To be successful, the medical home requires practices to change not only the structure and processes of their daily work, but also fundamentally to alter the philosophy and the culture of their practice, placing patient care needs at the center and moving toward a team-based, proactive practice model in which continuous quality improvement is a central function. A successfully functioning patient-centered medical home will substantially improve patient involvement in maintaining their health status, coordination of their care, and interaction with subspecialty, inpatient, and long-term care facilities. Patients in successful patient-centered medical homes will have fewer hospitalizations and emergency department visits and better process and outcome markers for chronic conditions. Overall, the total cost for care in the medical home model will be decreased and quality of care and outcomes will be increased. Not surprisingly, just as in the early 1960s, substantial support for this transformation within family medicine comes from entities outside of the discipline who see the potential for the patient-centered medical home model to address many of the most pressing and problematic needs of the current US health care system.

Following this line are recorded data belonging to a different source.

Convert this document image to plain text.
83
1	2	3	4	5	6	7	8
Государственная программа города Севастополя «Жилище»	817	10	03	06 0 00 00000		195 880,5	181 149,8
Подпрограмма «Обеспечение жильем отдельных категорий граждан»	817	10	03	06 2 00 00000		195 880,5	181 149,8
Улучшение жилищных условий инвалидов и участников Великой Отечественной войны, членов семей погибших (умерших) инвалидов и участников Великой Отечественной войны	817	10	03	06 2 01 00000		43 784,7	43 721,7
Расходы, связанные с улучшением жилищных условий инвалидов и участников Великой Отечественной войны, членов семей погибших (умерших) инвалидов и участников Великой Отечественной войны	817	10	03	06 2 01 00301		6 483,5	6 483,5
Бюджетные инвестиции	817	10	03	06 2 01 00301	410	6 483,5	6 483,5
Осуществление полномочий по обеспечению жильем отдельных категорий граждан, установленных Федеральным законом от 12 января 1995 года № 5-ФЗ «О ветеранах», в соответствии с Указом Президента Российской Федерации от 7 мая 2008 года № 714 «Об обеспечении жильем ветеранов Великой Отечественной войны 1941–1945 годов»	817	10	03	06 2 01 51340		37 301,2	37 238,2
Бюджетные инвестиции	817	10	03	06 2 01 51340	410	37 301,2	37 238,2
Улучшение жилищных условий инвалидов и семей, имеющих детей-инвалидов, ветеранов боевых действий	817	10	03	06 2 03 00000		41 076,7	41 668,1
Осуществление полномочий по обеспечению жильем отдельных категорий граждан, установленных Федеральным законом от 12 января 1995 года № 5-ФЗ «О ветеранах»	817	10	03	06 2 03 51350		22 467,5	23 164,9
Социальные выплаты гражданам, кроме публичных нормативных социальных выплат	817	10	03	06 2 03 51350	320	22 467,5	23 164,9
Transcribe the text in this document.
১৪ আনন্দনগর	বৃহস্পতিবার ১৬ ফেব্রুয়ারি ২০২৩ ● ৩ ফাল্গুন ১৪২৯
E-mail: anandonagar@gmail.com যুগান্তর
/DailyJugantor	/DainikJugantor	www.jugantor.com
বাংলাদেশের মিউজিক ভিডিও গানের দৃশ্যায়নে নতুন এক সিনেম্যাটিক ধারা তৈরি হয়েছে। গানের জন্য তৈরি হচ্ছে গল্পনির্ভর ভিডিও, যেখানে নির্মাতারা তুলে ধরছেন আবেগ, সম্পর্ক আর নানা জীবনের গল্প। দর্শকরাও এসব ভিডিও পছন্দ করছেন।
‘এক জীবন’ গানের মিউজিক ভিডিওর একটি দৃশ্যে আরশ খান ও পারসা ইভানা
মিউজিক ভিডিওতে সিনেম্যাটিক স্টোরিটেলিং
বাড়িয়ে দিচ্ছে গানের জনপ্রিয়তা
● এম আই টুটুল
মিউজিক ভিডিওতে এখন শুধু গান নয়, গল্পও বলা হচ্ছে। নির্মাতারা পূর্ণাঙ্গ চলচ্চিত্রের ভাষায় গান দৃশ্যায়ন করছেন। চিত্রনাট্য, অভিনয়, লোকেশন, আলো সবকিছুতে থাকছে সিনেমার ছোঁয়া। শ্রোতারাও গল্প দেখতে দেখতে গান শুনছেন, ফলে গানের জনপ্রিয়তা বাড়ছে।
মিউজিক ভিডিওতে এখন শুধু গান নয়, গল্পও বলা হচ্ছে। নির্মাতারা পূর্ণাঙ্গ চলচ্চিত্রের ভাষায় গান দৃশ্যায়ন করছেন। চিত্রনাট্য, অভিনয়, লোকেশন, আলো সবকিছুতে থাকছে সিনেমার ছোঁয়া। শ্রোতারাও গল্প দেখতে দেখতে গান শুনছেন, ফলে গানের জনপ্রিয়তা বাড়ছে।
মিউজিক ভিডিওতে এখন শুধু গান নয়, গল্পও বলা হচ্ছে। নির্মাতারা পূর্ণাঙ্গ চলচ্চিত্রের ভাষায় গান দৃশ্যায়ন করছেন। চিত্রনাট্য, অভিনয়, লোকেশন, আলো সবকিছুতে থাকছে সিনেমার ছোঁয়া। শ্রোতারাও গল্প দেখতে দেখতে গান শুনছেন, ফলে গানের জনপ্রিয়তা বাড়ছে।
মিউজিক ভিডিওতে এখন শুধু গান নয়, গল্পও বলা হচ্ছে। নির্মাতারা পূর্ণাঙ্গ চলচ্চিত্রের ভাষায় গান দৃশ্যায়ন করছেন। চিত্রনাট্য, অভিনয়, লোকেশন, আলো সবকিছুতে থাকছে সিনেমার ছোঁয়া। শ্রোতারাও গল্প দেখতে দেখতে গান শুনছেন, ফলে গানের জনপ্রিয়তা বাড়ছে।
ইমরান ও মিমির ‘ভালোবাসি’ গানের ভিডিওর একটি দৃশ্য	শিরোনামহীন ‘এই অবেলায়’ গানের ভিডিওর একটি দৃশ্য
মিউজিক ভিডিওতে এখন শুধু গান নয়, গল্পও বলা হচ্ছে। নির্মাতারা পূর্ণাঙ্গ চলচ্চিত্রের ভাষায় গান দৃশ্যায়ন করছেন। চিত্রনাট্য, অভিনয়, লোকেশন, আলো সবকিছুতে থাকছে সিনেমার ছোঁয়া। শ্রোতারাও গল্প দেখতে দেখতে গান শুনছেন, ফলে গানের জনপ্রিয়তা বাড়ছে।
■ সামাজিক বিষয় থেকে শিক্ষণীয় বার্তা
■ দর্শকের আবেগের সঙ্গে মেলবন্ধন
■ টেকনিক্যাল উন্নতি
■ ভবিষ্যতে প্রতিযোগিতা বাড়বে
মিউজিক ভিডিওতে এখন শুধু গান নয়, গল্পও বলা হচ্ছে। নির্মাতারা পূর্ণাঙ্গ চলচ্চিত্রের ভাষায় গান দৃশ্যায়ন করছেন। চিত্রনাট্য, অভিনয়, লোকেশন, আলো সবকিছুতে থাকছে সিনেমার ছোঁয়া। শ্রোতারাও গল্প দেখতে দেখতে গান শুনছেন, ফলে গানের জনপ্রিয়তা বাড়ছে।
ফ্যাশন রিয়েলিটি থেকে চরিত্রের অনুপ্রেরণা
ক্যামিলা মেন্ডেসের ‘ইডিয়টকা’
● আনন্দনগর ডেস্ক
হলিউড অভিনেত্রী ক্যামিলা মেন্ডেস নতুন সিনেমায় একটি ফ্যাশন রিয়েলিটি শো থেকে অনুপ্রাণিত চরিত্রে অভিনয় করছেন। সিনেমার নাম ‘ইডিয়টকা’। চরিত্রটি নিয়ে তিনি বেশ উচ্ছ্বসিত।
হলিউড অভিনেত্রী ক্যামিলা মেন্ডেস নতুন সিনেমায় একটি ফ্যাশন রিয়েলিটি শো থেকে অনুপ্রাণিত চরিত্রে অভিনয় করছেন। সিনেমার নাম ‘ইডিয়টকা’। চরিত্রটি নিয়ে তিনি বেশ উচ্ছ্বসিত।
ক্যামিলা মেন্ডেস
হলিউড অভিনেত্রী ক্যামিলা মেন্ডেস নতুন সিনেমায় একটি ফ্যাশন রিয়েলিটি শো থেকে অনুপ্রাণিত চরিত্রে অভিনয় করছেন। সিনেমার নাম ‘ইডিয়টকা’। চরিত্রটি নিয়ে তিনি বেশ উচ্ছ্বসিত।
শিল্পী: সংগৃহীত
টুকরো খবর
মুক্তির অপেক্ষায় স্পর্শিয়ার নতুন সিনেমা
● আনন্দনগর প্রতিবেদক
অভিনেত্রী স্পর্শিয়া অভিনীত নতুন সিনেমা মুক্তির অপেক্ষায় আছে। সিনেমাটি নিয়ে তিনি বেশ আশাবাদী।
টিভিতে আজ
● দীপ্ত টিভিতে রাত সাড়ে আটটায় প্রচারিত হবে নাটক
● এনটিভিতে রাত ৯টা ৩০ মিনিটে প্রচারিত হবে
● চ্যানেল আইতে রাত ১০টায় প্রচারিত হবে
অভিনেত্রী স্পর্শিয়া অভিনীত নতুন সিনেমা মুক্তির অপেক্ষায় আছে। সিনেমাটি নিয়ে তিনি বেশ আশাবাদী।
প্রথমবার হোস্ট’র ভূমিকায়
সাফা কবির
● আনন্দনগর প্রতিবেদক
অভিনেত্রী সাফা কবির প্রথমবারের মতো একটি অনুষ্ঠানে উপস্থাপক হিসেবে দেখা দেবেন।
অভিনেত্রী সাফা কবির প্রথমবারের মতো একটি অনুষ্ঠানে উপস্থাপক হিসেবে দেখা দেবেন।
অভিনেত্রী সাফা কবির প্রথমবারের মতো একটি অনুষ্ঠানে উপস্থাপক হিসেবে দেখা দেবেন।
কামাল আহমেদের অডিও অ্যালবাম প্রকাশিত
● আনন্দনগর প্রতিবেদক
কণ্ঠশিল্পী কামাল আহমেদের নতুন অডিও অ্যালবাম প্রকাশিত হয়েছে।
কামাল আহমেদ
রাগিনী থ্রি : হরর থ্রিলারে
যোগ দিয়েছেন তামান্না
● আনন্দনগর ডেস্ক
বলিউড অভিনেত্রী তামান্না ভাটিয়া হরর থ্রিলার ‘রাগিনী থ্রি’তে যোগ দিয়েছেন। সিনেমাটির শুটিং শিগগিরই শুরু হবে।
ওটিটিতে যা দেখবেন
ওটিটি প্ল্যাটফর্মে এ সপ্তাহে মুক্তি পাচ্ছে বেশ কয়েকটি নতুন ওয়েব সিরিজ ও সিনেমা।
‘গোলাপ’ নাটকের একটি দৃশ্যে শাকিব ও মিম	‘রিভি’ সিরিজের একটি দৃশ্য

So, in closing, I come back to where Gayle Stephens2 and Larry Green6 left us with their commentaries earlier in this issue. Larry noted that times have changed and instability brings anxiety, uncertainty, and impatience. Any of us involved in family medicine or the broader reform efforts taking place nationally can certainly identify experiencing a high degree of each of these emotions. And Gayle noted in his closing comments that we may have only partially fulfilled the expectations for the discipline when we began this journey in the 1960s. We have done a good job of implementing major elements of both the Willard and Millis commissions, but the Folsom vision of a community-based, patient-responsive, primary care profession, which is at the center of the needs of the US health care system, has only been partially recognized. This may be the second opportunity for family medicine to make a first impression. We can destabilize and change the system in a direction that is positive not only for the needs of the US public, but also the discipline of Family Medicine, and we can do this just by living up to what we always said we wanted to be.
Notes
Funding: none.
Conflict of interest: none declared.